Tesla, General Motors, and Ford have been cautious about expanding electric vehicle production capacity due to economic uncertainties and concerns about a slowdown in demand. Tesla CEO Elon Musk expressed concerns that higher borrowing costs could prevent potential customers from affording its vehicles despite substantial price cuts. He will wait for clarity on the economy before ramping up its planned factory in Mexico.
Musk’s comments, which sent Tesla shares down more than 4% in aftermarket trading, come after warning bells from other automakers and EV startups. GM and Ford have both temporarily halted production of their electric pickup trucks, with GM causing a year-long delay in production and Ford reducing one shift. EV startup Lucid reported a near 30% plunge in third-quarter production and only a marginal increase in deliveries despite big discounts, raising concerns about demand for its Air luxury sedan.

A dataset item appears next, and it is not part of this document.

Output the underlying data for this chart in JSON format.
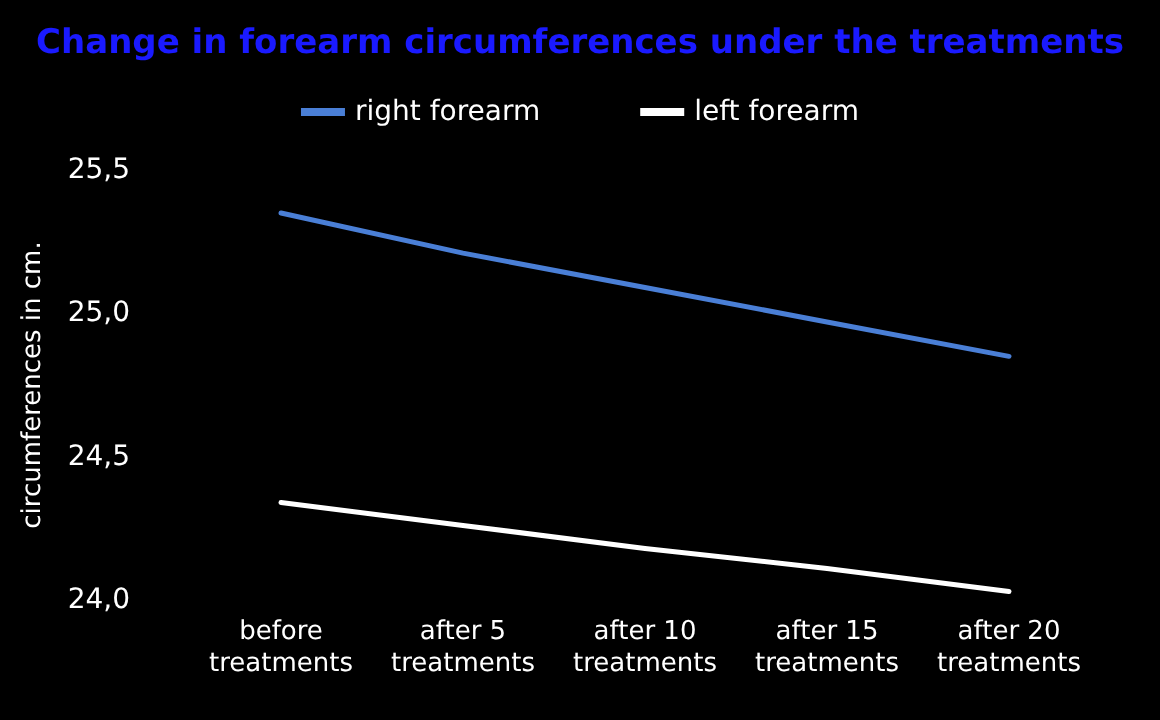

Rivian, an Amazon-backed company that produces electric pickup trucks and sport utility vehicles, has disappointed investors by not raising its full-year production forecast despite stronger-than-expected third-quarter numbers. Analyst Tom Narayan suggests that there could be a slowdown in EV demand in the near term, but this is more due to pricing and affordability than a rejection of EVs. He expects this to be a “dip” that improves as EV prices fall and lower-priced variants become available.
Automakers have billions of dollars in EV-related investments based on the next few quarters, and concerns about slowing demand are rising as companies grapple with supply chain constraints. Tesla, the market leader, has been aggressive in slashing prices to prevent demand from waning.
Tesla CEO Elon Musk has warned that rising interest rates may offset price reductions in the company’s Mexico factory, as consumers struggle to afford gas-guzzling vehicles. If interest rates remain high, it will be harder for people to buy the car, and Musk plans to accelerate the expansion of the Mexico factory if interest rates decrease. This expansion is expected in the US until June 2024, with economic data suggesting the central bank may keep interest rates higher.